Kit Assembly

Center Panel

  1. String the large CF spar with the 3 plywood center ribs (the sequence of these is important, left /center/right), 5 thin ribs on either side and the 1/4 inch ribs on the outside.
  2. Pin the sub trailing edge over the plan with a straight edge along the trailing edge to keep the panel straight.
  3. Put the spar with ribs attached in place on the drawing and fit the rib trailing edges into the slots in the trailing edge.
  4. Insert the foam into the front bays to hold spacing (do not glue them yet).
  5. Fit the 3/32 x 3/16 support strip into the upper rear slot of the ribs.
  6. When everything is square, glue the rear of the ribs, the center ribs and the support strips.
  7. One at a time remove the foam and then glue the spar to each rib being careful not to change the alignment.
  8. Let the assembly dry. Remember, uncured regular CA glue will dissolve foam. Do not let the foam touch any uncured CA (Foam-safe or Odorless CA is best for use around foam).
  9. Using a brush, paint white carpenter’s glue onto the sides of each foam piece and then insert them into their bays. Make sure that the foam is even with the front edge of the ribs. Wipe off any excess glue from the ribs. Weight the assembly to keep it flat on the building board, and let it dry for about an hour.
  10. Sand the foam to match the rib tops with a sanding block. I found that a Perma-Grit sanding bars works well since it doesn’t load up like regular sand paper. The dark laser burns help to show when the foam is even with the ribs.
  11. The top sheeting is added next. The ribs and foam are covered with a thin film of carpenter’s glue. Weight the assembly on the building board to assure good adhesion. Masking tape stretched over the leading edge helps to keep the sheeting tight to the ribs / foam.
  12. After the top sheeting is dry, the bottom of the foam is sanded and sheeted in the same fashion.
  13. The foam along the leading edge is sanded flush with the ribs and the leading edge is applied with carpenter’s glue. Tape applied across the face holds it until it dries.

Mid Panel

  1. This is constructed the same way as the center panel except that 3/32 of an inch of washout should be added. A 3/32 inch shim should be placed under the trailing edge at the tip while applying the upper and lower sheeting.
  2. For the Polyhedral configuration the outer mid-rib is removed and the thicker 3/16 inch rib is substituted. The inner face of the removed rib becomes the parting line between the panels. The foam in the outer rib bay will need to be trimmed to fit the reduced width of the bay. The trailing edge must also be cut into two sections and the rib slot must be widened to fit the thicker rib.

Tip Panel

  1. The tip spar has been determined by Mark Drela to be useless as far as wing integrity is concerned.

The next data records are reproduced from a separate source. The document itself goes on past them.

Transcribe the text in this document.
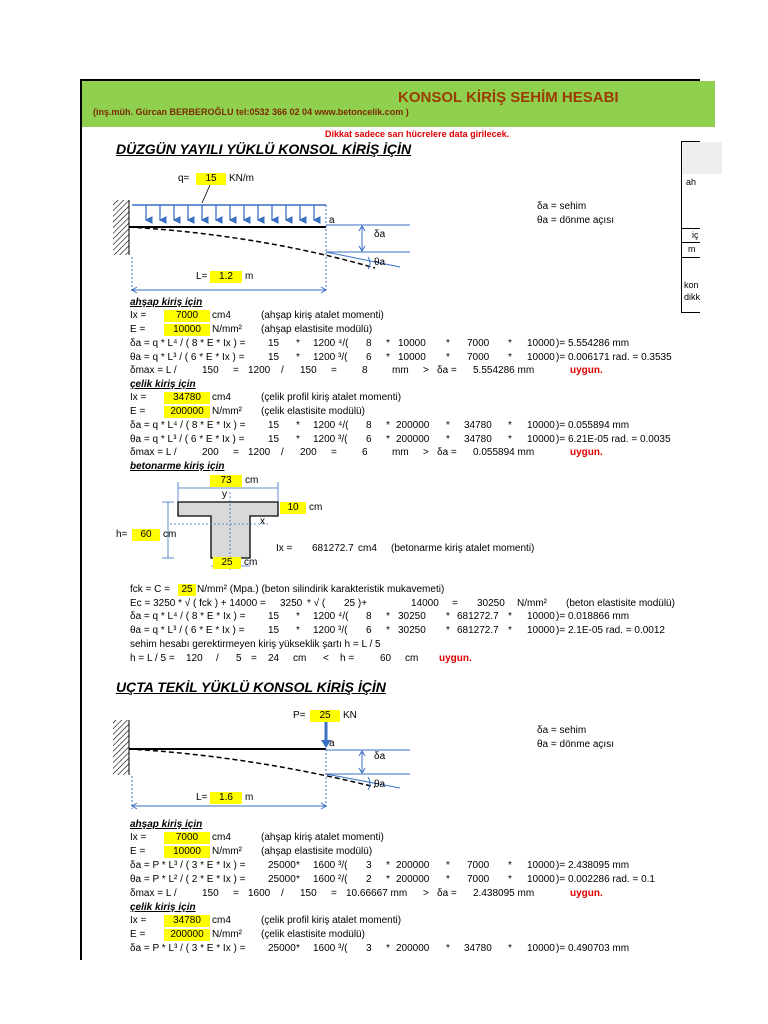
KONSOL KİRİŞ SEHİM HESABI
(inş.müh. Gürcan BERBEROĞLU tel:0532 366 02 04 www.betoncelik.com )
Dikkat sadece sarı hücrelere data girilecek.
ah
iç
m
kon
dikk
DÜZGÜN YAYILI YÜKLÜ KONSOL KİRİŞ İÇİN
q=	15	KN/m
a
δa
θa
L=	1.2	m
δa = sehim
θa = dönme açısı
ahşap kiriş için
Ix =	7000	cm4	(ahşap kiriş atalet momenti)
E =	10000	N/mm² (ahşap elastisite modülü)
δa = q * L⁴ / ( 8 * E * Ix ) = 15 * 1200 ⁴/( 8 * 10000 * 7000 * 10000 )= 5.554286 mm
θa = q * L³ / ( 6 * E * Ix ) = 15 * 1200 ³/( 6 * 10000 * 7000 * 10000 )= 0.006171 rad. = 0.3535
δmax = L /	150 = 1200 / 150 =	8 mm > δa = 5.554286 mm	uygun.
çelik kiriş için
Ix =	34780	cm4	(çelik profil kiriş atalet momenti)
E =	200000 N/mm² (çelik elastisite modülü)
δa = q * L⁴ / ( 8 * E * Ix ) = 15 * 1200 ⁴/( 8 * 200000 * 34780 * 10000 )= 0.055894 mm
θa = q * L³ / ( 6 * E * Ix ) = 15 * 1200 ³/( 6 * 200000 * 34780 * 10000 )= 6.21E-05 rad. = 0.0035
δmax = L /	200 = 1200 / 200 =	6 mm > δa = 0.055894 mm	uygun.
betonarme kiriş için
73	cm
y
10	cm
x
h=	60	cm
25	cm
Ix = 681272.7 cm4 (betonarme kiriş atalet momenti)
fck = C =	25 N/mm² (Mpa.) (beton silindirik karakteristik mukavemeti)
Ec = 3250 * √ ( fck ) + 14000 = 3250 * √ ( 25 )+	14000 = 30250 N/mm² (beton elastisite modülü)
δa = q * L⁴ / ( 8 * E * Ix ) = 15 * 1200 ⁴/( 8 * 30250 * 681272.7 * 10000 )= 0.018866 mm
θa = q * L³ / ( 6 * E * Ix ) = 15 * 1200 ³/( 6 * 30250 * 681272.7 * 10000 )= 2.1E-05 rad. = 0.0012
sehim hesabı gerektirmeyen kiriş yükseklik şartı h = L / 5
h = L / 5 = 120 / 5 = 24 cm < h =	60 cm uygun.
UÇTA TEKİL YÜKLÜ KONSOL KİRİŞ İÇİN
P=	25	KN
a
δa
θa
L=	1.6	m
δa = sehim
θa = dönme açısı
ahşap kiriş için
Ix =	7000	cm4	(ahşap kiriş atalet momenti)
E =	10000	N/mm² (ahşap elastisite modülü)
δa = P * L³ / ( 3 * E * Ix ) = 25000 * 1600 ³/( 3 * 200000 * 7000 * 10000 )= 2.438095 mm
θa = P * L² / ( 2 * E * Ix ) = 25000 * 1600 ²/( 2 * 200000 * 7000 * 10000 )= 0.002286 rad. = 0.1
δmax = L /	150 = 1600 / 150 = 10.66667 mm > δa = 2.438095 mm	uygun.
çelik kiriş için
Ix =	34780	cm4	(çelik profil kiriş atalet momenti)
E =	200000 N/mm² (çelik elastisite modülü)
δa = P * L³ / ( 3 * E * Ix ) = 25000 * 1600 ³/( 3 * 200000 * 34780 * 10000 )= 0.490703 mm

And, it added unnecessary tip weight. Since the spar was eliminated for the tip panel, alignment is maintained by the foam blocks and building over the panel drawing.
  2. The tip panel is built the in the same manner as the mid panel but no washout. The laser cut tips are applied per the drawing.
  3. Polyhedral: The 3/16 inch rib is added to the inboard edge. The foam block must be trimmed for the inboard bay and the slot in the trailing edge stock must be widened for the thicker rib.

Final Wing Assembly

  1. Poly Version - Before the tapered trailing edges are applied to the mid and tip panels they must be cut as shown on the plan. Once glued to the panels, the assemblies are then sanded to agree with the rib diagrams in the plan.
  2. Panel ends are sanded at angles (each mating surface is beveled to half of the indicated angle) to match the dihedral or polyhedral angle as noted on the plans.
  3. To make the joint between the center panel and the mid panel, put the wing joiner in it’s respective position in the tip (you have already sanded the correct angle in the root ribs). Push a tiny piece of foam or such in the center spar to form a dam for the epoxy. Be sure that you can block up the tip to the correct angle. Put just enough thickened 5-minute epoxy in the center spar to hold the joiner but not push out and glue the tip to the center (this sounds a little tricky but actually goes very well). Block up the tip in the correct position and allow the epoxy to set up. Carefully slide the tip off the joiner and you can then fill the void around the joiner with more thickened epoxy.
  4. The Poly version’s tip panels are glued to the mid panels with epoxy and blocked to the angle shown.
  5. Laser cut wire guides are glued against the center plywood ribs and against the back edge of the foam/sheeting. They are a simple framework for the servo wire to exit the wing. On the flapped poly version you need only one on the side with the servo, but on the full house version you will use both.
  6. A pin added near the end of the trailing edge of the center panel that extends into an alignment socket in the outer panel will help maintain alignment. A 1-inch piece of 0.060 carbon fiber rod or wire is glued into the center panel just behind the 1/4-inch rib, parallel to the main wing joiner. It would only need to stick out 3/8 of an inch. A piece of aluminum tubing would then be added to the tip panel as an alignment socket.

Good luck and enjoy flying your WindDancer!